Aussi étrange que cela puisse paraître, ce qui me vient à l'esprit, et j'avoue moi même être circonspect quand à cette proposition, c'est un parallèle entre l'abjecte cynisme d'un Nicolas Sarkosy affirmant "Désormais, quand il y a une grève en France, personne ne s'en aperçoit" et la toute aussi abjecte situation actuelle "Désormais quand il y a l'état d'urgence en France personne ne s'en aperçoit" je me demande même si l'on ne peut pas s'interroger sur l'influence réelle que celui ci aurait sur un éventuel fanatique déterminé ! S'apercevrait-il qu'un état d'urgence est sensé l'en empêcher ?
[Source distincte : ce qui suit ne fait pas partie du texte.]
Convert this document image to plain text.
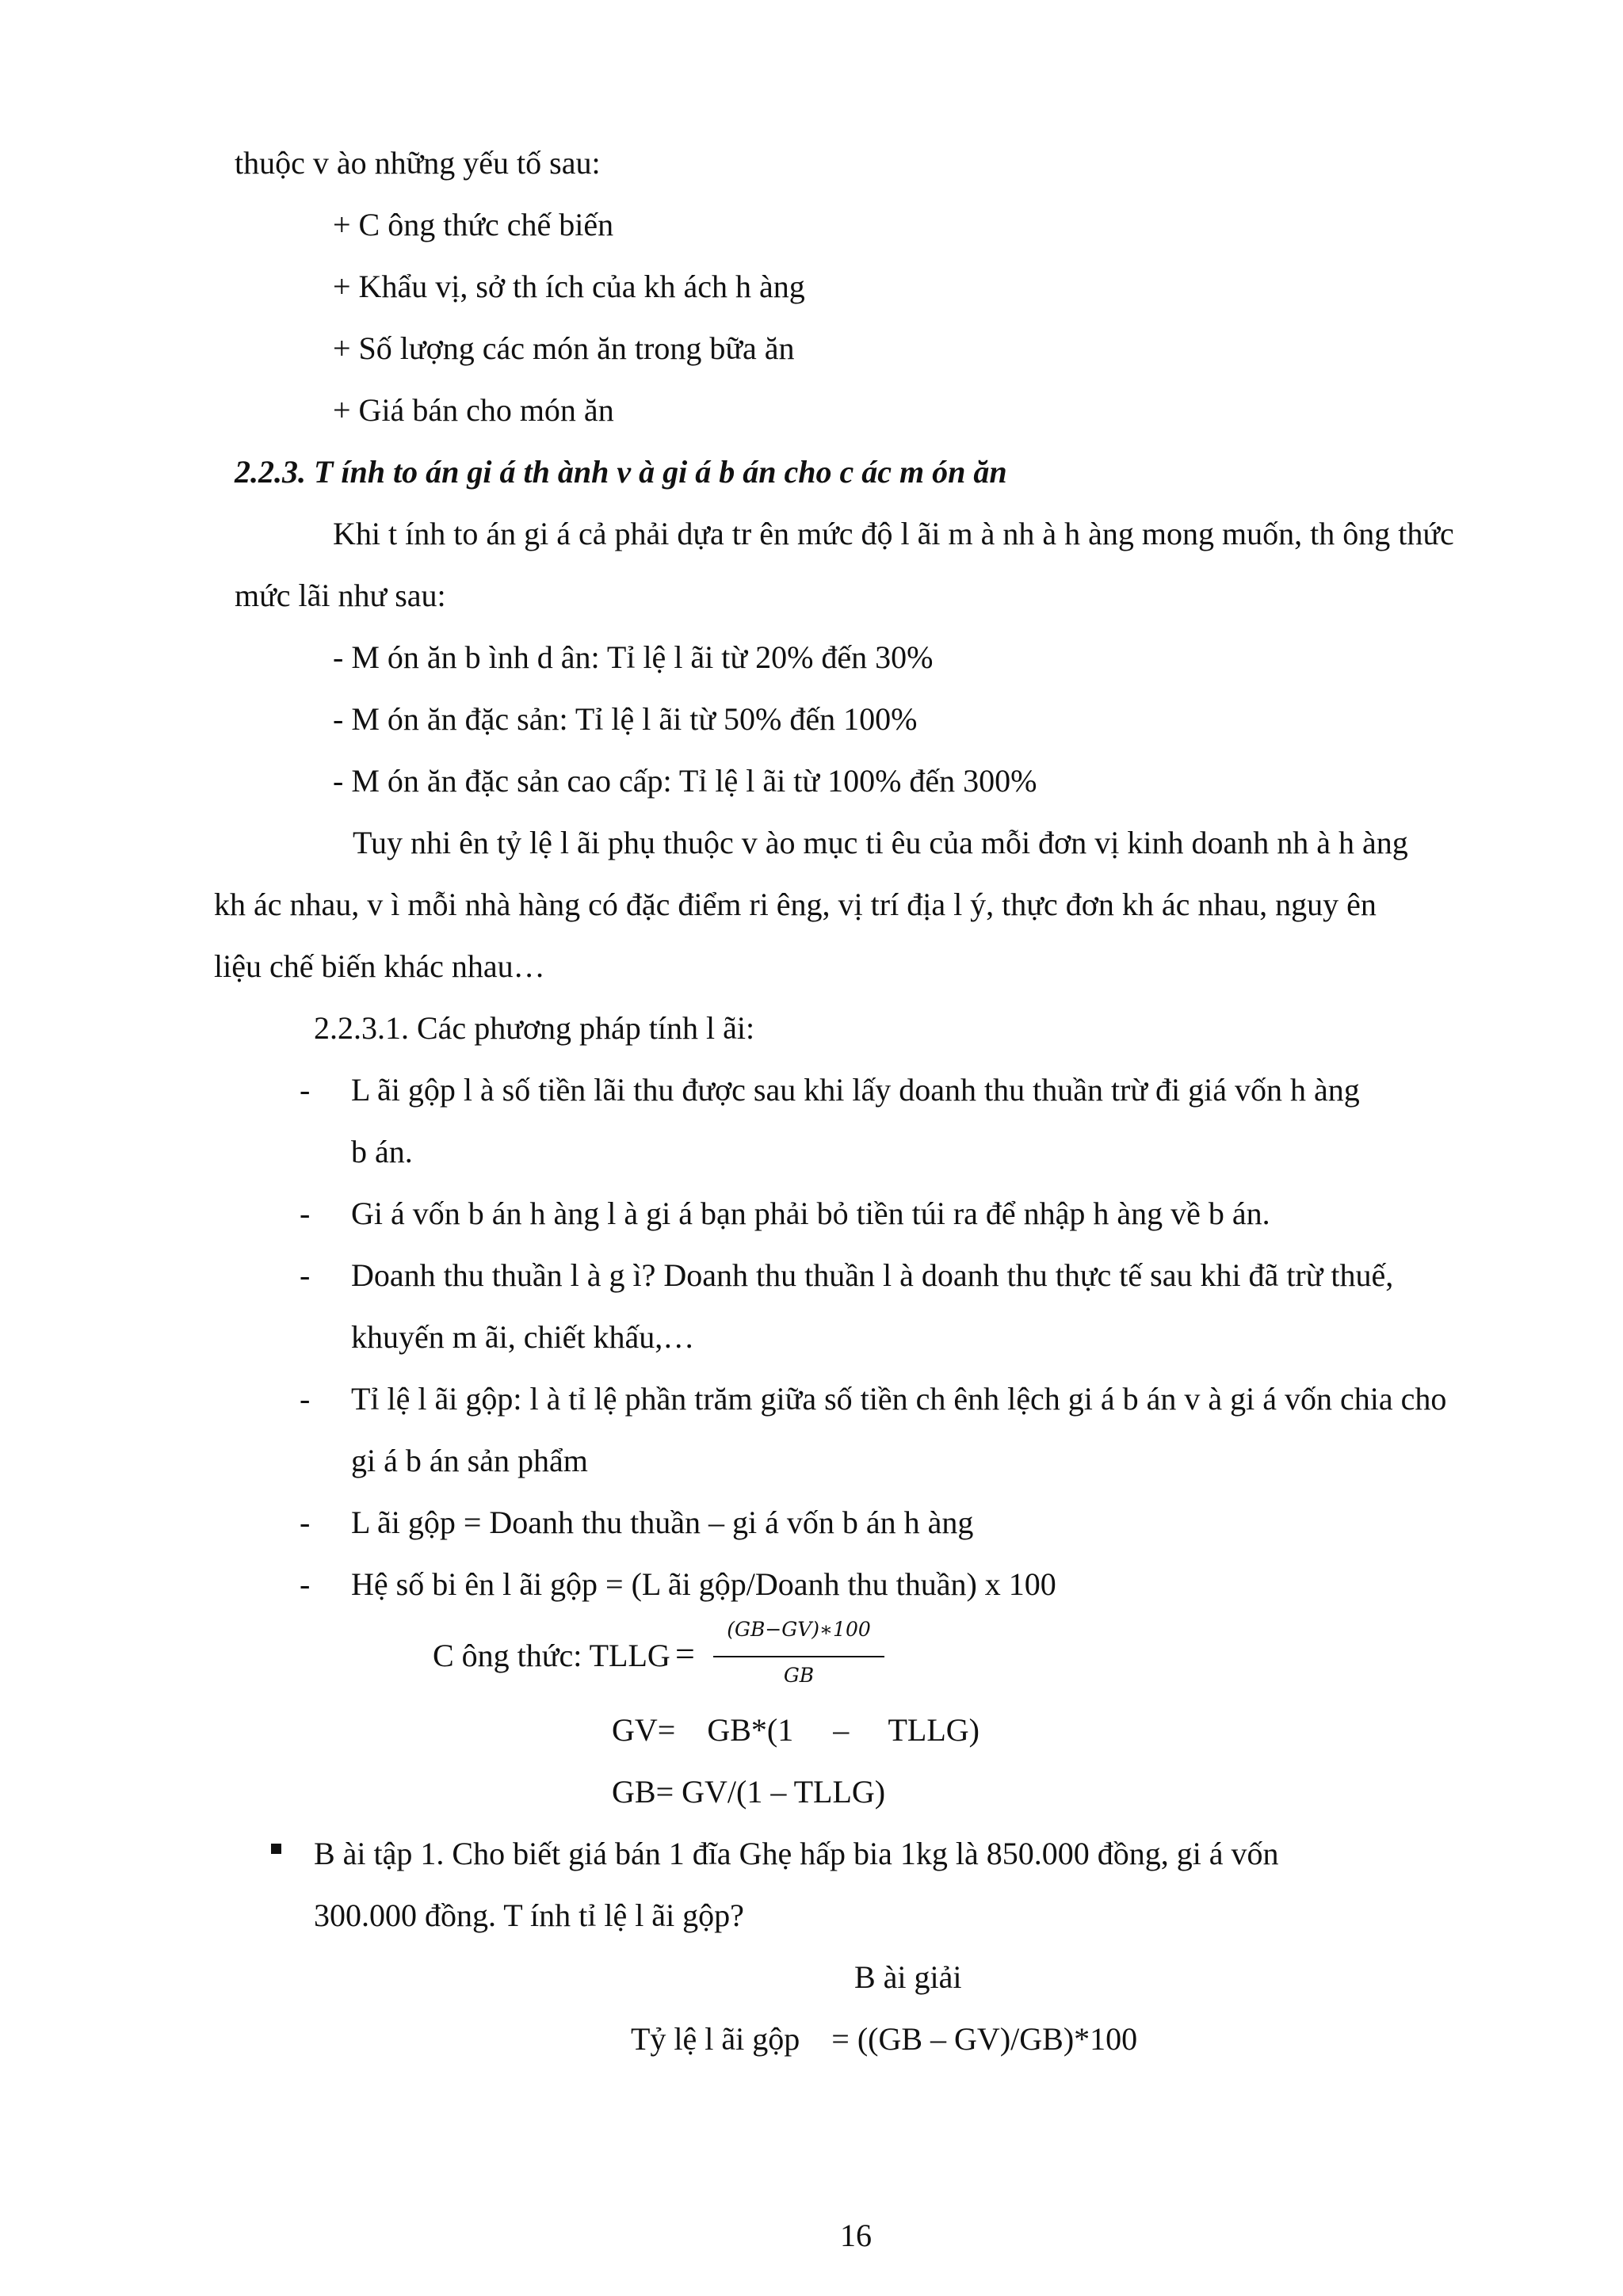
thuộc v ào những yếu tố sau:
+ C ông thức chế biến
+ Khẩu vị, sở th ích của kh ách h àng
+ Số lượng các món ăn trong bữa ăn
+ Giá bán cho món ăn
2.2.3. T ính to án gi á th ành v à gi á b án cho c ác m ón ăn
Khi t ính to án gi á cả phải dựa tr ên mức độ l ãi m à nh à h àng mong muốn, th ông thức
mức lãi như sau:
- M ón ăn b ình d ân: Tỉ lệ l ãi từ 20% đến 30%
- M ón ăn đặc sản: Tỉ lệ l ãi từ 50% đến 100%
- M ón ăn đặc sản cao cấp: Tỉ lệ l ãi từ 100% đến 300%
Tuy nhi ên tỷ lệ l ãi phụ thuộc v ào mục ti êu của mỗi đơn vị kinh doanh nh à h àng
kh ác nhau, v ì mỗi nhà hàng có đặc điểm ri êng, vị trí địa l ý, thực đơn kh ác nhau, nguy ên
liệu chế biến khác nhau…
2.2.3.1. Các phương pháp tính l ãi:
- L ãi gộp l à số tiền lãi thu được sau khi lấy doanh thu thuần trừ đi giá vốn h àng
b án.
- Gi á vốn b án h àng l à gi á bạn phải bỏ tiền túi ra để nhập h àng về b án.
- Doanh thu thuần l à g ì? Doanh thu thuần l à doanh thu thực tế sau khi đã trừ thuế,
khuyến m ãi, chiết khấu,…
- Tỉ lệ l ãi gộp: l à tỉ lệ phần trăm giữa số tiền ch ênh lệch gi á b án v à gi á vốn chia cho
gi á b án sản phẩm
- L ãi gộp = Doanh thu thuần – gi á vốn b án h àng
- Hệ số bi ên l ãi gộp = (L ãi gộp/Doanh thu thuần) x 100
C ông thức: TLLG =
(GB−GV)∗100
GB
GV=    GB*(1     –     TLLG)
GB= GV/(1 – TLLG)
B ài tập 1. Cho biết giá bán 1 đĩa Ghẹ hấp bia 1kg là 850.000 đồng, gi á vốn
300.000 đồng. T ính tỉ lệ l ãi gộp?
B ài giải
Tỷ lệ l ãi gộp    = ((GB – GV)/GB)*100
16
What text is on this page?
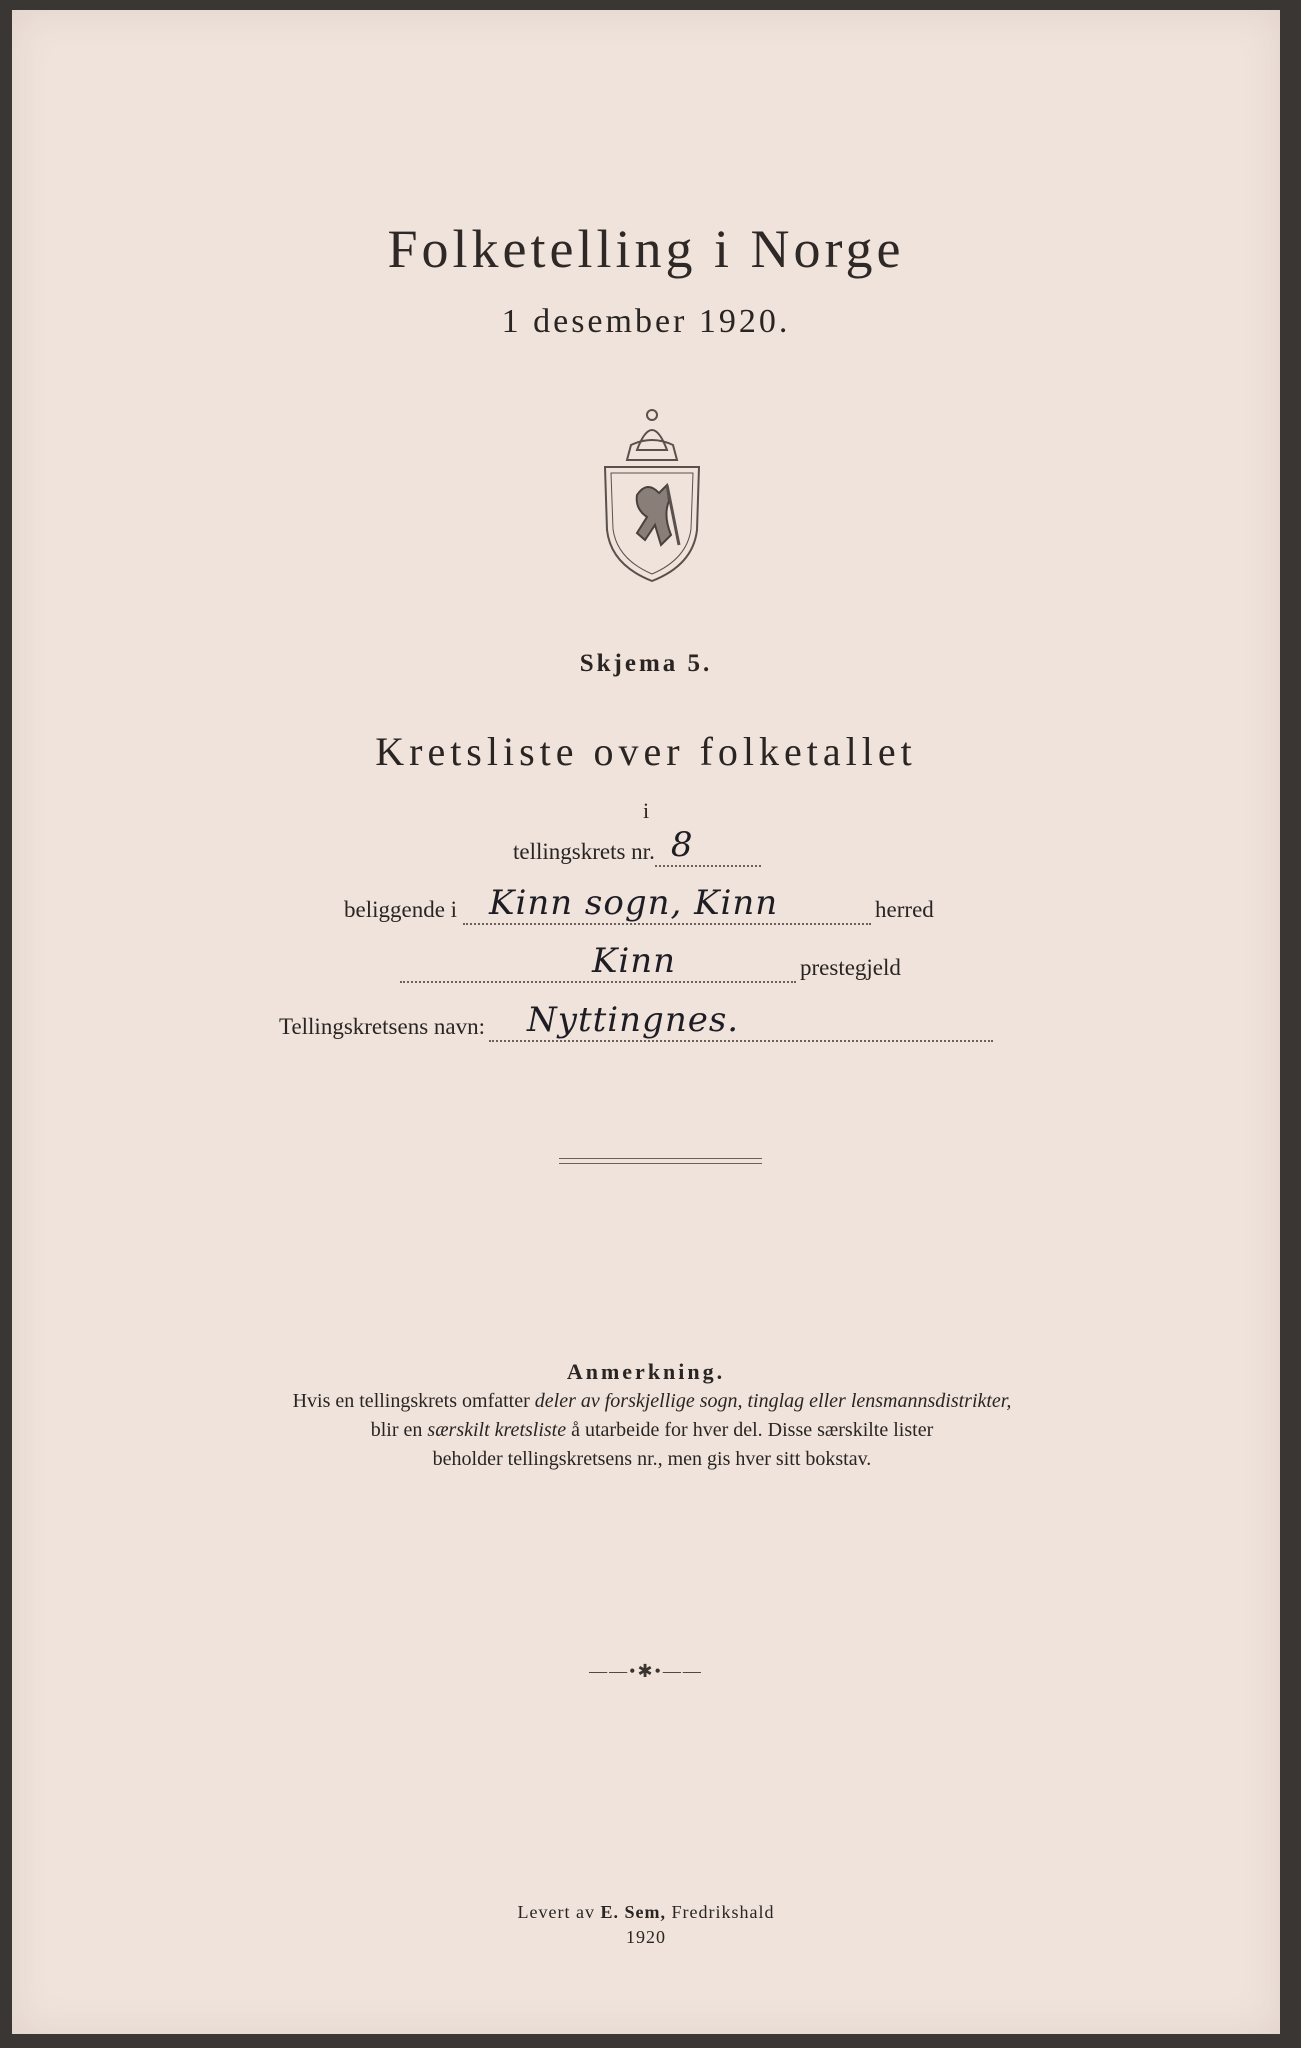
Folketelling i Norge
1 desember 1920.
Skjema 5.
Kretsliste over folketallet
i
tellingskrets nr. 8
beliggende i Kinn sogn, Kinn	herred
Kinn	prestegjeld
Tellingskretsens navn: Nyttingnes.
Anmerkning.
Hvis en tellingskrets omfatter deler av forskjellige sogn, tinglag eller lensmannsdistrikter,
blir en særskilt kretsliste å utarbeide for hver del. Disse særskilte lister
beholder tellingskretsens nr., men gis hver sitt bokstav.
——•✱•——
Levert av E. Sem, Fredrikshald
1920
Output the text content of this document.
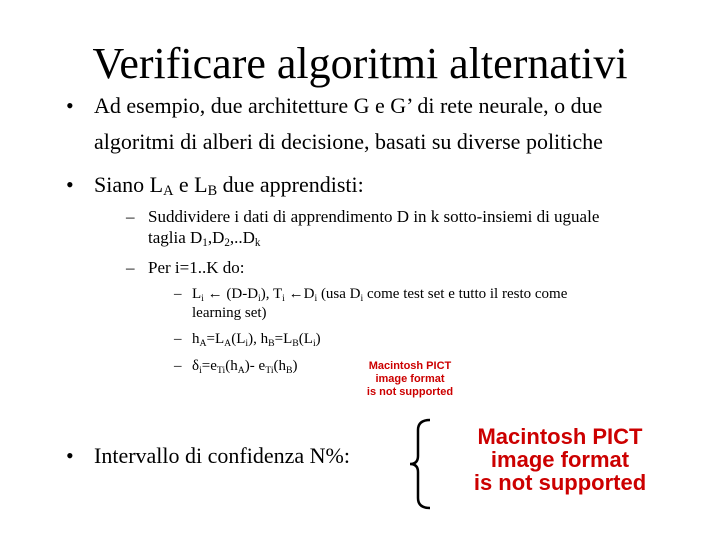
Verificare algoritmi alternativi
• Ad esempio, due architetture G e G’ di rete neurale, o due
algoritmi di alberi di decisione, basati su diverse politiche
• Siano $L_A$ e $L_B$ due apprendisti:
– Suddividere i dati di apprendimento D in k sotto-insiemi di uguale
taglia $D_1,D_2,..D_k$
– Per i=1..K do:
– $L_i$ ← $(D-D_i)$, $T_i$ $\leftarrow D_i$ (usa $D_i$ come test set e tutto il resto come
learning set)
– $h_A=L_A(L_i)$, $h_B=L_B(L_i)$
– $\delta_i=e_{Ti}(h_A)-$ $e_{Ti}(h_B)$	Macintosh PICT
image format
is not supported
• Intervallo di confidenza N%:
Macintosh PICT
image format
is not supported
Je sais être possiblement "borderline"  en énonçant une telle entrée en matière, il faut dire que là ou je suis, dans ma petite commune rurale, l'état d'urgence est "invisible", il n'a rien changé à notre quotidien, enfin rien dans le visible de nos vies, parce que, en arrière plan, nous sommes maintenant, comme tous nos compatriotes, surveillés.

Espionnés, non pas pour nous garantir une sécurité qui n'est pas menacée en réalité mais pour nous "contrôler", et veiller à ce que, nous, ne menacions pas la sécurité de ceux qui pensent en être dépourvu, sauf que cette épiage la, d'état, outre qu'il déroge à notre liberté fondamentale, perdurera, quand bien même l'état d'urgence lui venait à être abrogé !

La vision sécuritaire à fait de l'urgence éphémère et aléatoire un état de flicage permanent, un état qui va bien au delà de la réaction proportionnée et je pèse ce mot, que quelques attaques fanatiques de terroristes sans doute plus isolés et limités qu'on veut nous faire croire aurait dû générer.